Deux bracelets électroniques pour deux condamnations
Fin novembre, dans le cadre de l’affaire Bygmalion, Nicolas Sarkozy a été définitivement condamné pour le financement illégal de sa campagne présidentielle de 2012, après le rejet de son pourvoi en cassation. Le 14 février 2024, la cour d’appel de Paris a fixé sa condamnation à un an d’emprisonnement, dont six mois ferme, aménageables sous bracelet électronique.
Pour esquiver ce bracelet, Sarkozy invoque une « confusion des peines ». Ce dispositif pourrait le dispenser d’avoir à le porter de nouveau, ayant déjà purgé une peine à cet égard en 2025, de février à mai, après sa condamnation à un an de prison ferme et trois ans d’inéligibilité pour « corruption et trafic d’influence », dans le cadre de l’affaire Bismuth.
Maintenu brièvement en détention provisoire, Nicolas Sarkozy a pu bénéficier d’une libération conditionnelle et n’a passé que trois semaines en prison.
Exécuter simultanément plusieurs peines
La notion de « confusion des peines » permet l’exécution simultanée de sentences distinctes.
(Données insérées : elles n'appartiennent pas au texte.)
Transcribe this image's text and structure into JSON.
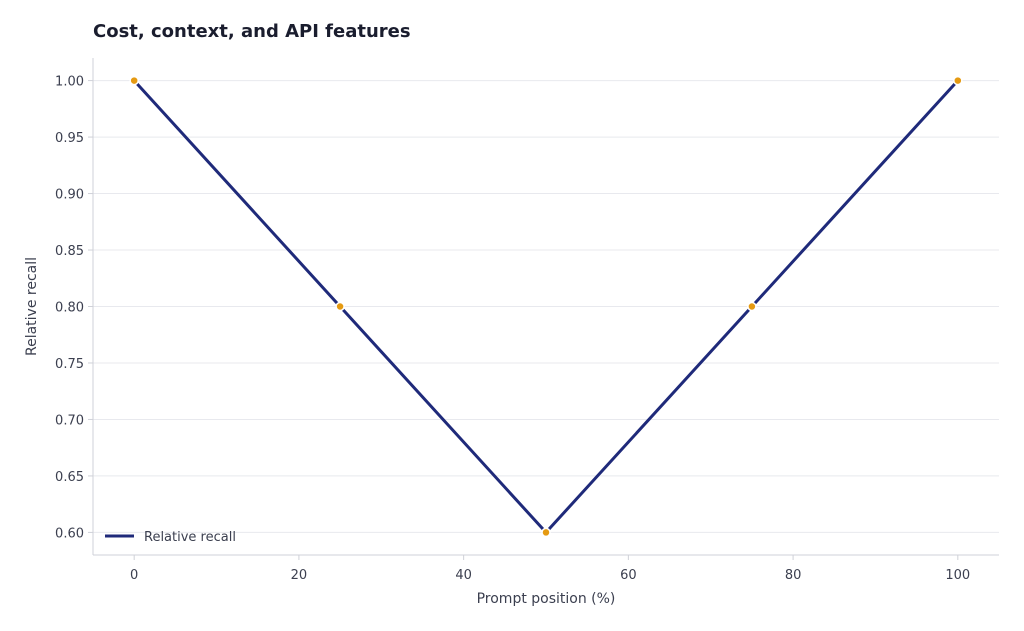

Me Laura Izemmour, avocate en droit pénal, explique que ce mécanisme juridique s’applique lorsque plusieurs peines sont prononcées.
Une peine dite « absorbée » s’exécute en même temps qu’une peine plus lourde, appelée peine « absorbante ». Cette possibilité s’offre aux personnes ayant comparu devant différentes juridictions pour des « infractions en concours ».
C’est le Code pénal qui encadre ce dispositif
Lorsque, à l’occasion de procédures séparées, la personne poursuivie a été reconnue coupable de plusieurs infractions en concours, les peines prononcées s’exécutent cumulativement dans la limite du maximum légal le plus élevé.
Objectif pour Nicolas Sarkozy : faire du « deux-en-un »
Nicolas Sarkozy prévoit d’appliquer sa première condamnation afin d’échapper à la deuxième, cette fois pour l’affaire Bygmalion. Au lieu de porter un nouveau bracelet électronique, il vise à faire jouer sa précédente peine pour l’affaire Bismuth.
Pour prétendre à cette confusion des peines, trois conditions doivent être respectées, selon Me Hannah Genin-Schmite :
- Les peines sont de même nature : notamment d’emprisonnement ;
- Les condamnations sont bien distinctes ;
- Une décision judiciaire a été rendue par un juge.
Réponse le 23 février
Pour l’instant, la demande de confusion des peines de Nicolas Sarkozy, déposée le 27 novembre 2025, doit être examinée. La décision sur la question sera révélée le 23 février 2026 lors d’une audience au tribunal judiciaire de Paris.
Nicolas Sarkozy, qui doit également se préparer à un procès en appel à partir du 16 mars concernant le prétendu financement libyen de sa campagne présidentielle de 2007, continue d’affirmer son innocence, dénonçant une décision motivée par la « haine » des juges à son égard.